Wie man sich wohl spätestens jetzt vorstellen kann, ticken die Uhren hier noch etwas anders und so betrat
man am Eingang "Sektor Grün" das Stadion und fand sich damit auf der kleinen Gegengerade (ein paar bestuhlte Sitzreihen)
wieder. Das war zwar nicht der eigentliche Gästebereich, da der aber in Käfigmanier hinter dem Tor angedacht
war und preislich nur einen Euro Unterschied zur Gerade hatte, entschieden sich die 26 Braunschweiger halt für die bessere Sicht und den Komfort.
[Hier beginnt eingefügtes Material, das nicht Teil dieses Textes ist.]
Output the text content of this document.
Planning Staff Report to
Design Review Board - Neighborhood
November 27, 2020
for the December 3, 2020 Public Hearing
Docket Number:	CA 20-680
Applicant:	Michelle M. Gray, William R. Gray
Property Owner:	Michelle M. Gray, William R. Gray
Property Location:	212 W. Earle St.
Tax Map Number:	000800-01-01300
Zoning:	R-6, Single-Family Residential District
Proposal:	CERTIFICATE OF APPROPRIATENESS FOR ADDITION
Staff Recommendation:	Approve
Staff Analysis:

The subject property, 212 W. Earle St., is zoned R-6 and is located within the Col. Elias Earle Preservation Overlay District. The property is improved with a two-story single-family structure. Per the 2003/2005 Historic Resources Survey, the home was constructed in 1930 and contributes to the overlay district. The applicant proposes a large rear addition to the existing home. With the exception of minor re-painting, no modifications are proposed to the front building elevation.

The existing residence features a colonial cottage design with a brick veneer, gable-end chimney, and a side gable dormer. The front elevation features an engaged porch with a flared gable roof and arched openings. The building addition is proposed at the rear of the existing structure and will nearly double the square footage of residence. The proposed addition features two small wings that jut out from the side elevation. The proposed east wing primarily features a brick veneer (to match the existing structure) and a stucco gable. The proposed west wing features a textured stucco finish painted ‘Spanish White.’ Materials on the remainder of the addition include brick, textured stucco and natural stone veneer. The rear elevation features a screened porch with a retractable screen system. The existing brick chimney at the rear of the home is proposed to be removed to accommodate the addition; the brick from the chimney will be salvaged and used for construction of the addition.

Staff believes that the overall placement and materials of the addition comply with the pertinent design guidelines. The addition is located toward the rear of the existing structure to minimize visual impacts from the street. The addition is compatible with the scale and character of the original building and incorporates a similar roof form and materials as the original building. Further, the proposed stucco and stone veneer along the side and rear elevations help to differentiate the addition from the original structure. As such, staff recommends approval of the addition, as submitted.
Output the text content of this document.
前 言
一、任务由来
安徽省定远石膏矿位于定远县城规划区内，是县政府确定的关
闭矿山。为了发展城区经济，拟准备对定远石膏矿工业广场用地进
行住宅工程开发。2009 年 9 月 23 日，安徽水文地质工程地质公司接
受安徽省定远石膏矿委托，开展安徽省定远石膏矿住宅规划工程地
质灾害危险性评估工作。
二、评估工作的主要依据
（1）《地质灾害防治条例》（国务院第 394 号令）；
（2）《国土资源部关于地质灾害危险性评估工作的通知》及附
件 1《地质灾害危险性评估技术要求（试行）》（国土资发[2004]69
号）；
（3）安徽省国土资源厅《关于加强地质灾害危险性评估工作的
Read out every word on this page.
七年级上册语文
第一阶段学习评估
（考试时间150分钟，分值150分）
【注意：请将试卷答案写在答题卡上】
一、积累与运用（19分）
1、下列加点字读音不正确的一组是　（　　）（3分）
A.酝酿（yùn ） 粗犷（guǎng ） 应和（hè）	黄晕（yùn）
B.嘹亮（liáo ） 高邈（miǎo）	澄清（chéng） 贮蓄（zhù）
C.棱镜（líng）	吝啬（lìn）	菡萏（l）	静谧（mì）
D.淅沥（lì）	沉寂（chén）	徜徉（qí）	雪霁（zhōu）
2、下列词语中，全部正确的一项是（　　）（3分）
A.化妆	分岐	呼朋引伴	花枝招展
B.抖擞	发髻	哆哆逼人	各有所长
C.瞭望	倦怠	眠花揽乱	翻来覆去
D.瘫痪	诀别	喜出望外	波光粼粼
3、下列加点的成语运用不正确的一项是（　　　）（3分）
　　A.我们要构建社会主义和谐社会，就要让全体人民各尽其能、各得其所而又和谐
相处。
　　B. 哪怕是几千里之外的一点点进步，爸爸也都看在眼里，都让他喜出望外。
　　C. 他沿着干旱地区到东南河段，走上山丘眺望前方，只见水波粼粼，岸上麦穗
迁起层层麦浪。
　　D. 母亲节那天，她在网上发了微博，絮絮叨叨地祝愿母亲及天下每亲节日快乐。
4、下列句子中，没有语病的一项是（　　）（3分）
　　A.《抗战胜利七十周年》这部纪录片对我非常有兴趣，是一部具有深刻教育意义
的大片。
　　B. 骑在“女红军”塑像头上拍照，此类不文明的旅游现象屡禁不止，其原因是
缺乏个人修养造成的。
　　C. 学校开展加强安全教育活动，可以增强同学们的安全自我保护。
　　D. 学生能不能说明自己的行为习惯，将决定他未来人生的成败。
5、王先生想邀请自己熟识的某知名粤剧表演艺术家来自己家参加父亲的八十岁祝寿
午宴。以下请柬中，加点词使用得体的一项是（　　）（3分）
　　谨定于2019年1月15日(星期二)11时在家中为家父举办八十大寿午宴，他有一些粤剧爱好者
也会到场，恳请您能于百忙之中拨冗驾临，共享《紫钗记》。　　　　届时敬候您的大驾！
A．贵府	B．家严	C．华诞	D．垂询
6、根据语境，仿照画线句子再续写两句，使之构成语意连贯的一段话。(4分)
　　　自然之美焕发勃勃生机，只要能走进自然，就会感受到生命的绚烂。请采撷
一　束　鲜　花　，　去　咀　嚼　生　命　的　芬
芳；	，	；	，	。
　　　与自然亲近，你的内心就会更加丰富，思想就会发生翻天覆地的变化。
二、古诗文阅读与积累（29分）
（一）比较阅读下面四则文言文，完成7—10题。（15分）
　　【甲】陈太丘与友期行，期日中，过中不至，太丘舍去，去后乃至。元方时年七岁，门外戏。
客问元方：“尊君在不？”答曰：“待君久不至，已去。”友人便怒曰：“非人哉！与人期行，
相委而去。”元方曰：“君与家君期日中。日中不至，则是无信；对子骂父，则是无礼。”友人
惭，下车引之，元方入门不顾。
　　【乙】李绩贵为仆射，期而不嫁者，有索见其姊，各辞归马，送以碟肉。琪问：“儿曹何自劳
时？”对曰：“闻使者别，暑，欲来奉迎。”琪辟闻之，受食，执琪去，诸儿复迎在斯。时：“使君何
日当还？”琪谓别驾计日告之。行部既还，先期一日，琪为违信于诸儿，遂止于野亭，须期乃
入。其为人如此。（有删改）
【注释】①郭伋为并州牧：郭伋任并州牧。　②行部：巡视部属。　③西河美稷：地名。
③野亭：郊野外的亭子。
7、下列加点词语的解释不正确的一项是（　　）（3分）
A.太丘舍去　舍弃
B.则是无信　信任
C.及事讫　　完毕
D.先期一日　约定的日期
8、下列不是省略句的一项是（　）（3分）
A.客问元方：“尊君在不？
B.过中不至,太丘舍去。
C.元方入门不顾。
Letztlich wäre das aber auch so völlig egal gewesen, eine räumliche Trennung zwischen jeglichen Steh- und Sitzbereichen
fehlte ohnehin und somit konnte jeder überall hingehen, wie es gerade passte. Unser Weg führte dabei obligatorisch
zunächst zur Getränkebude, die im Verlauf des Abends noch mehrfach um Altenburger Lagerbiere zu je zwei Euro in netten und
pfandfreien ZFC-Bechern erleichtert wurde. Passender Weise saßen an der Bude auch schon die Elche und auf der Tribüne dann noch
die Familysten - ein Stell-Dich-Ein der guten Laune bei schönstem Wetter, das macht doch Spaß. Spaß machte es auch,
Nick bei der Bestellung seiner Cola zuzuschauen, da die Verkäuferin doch der festen Überzeugung war, dass es "Cola hier nicht geben würde - dafür Fassbrause." :-)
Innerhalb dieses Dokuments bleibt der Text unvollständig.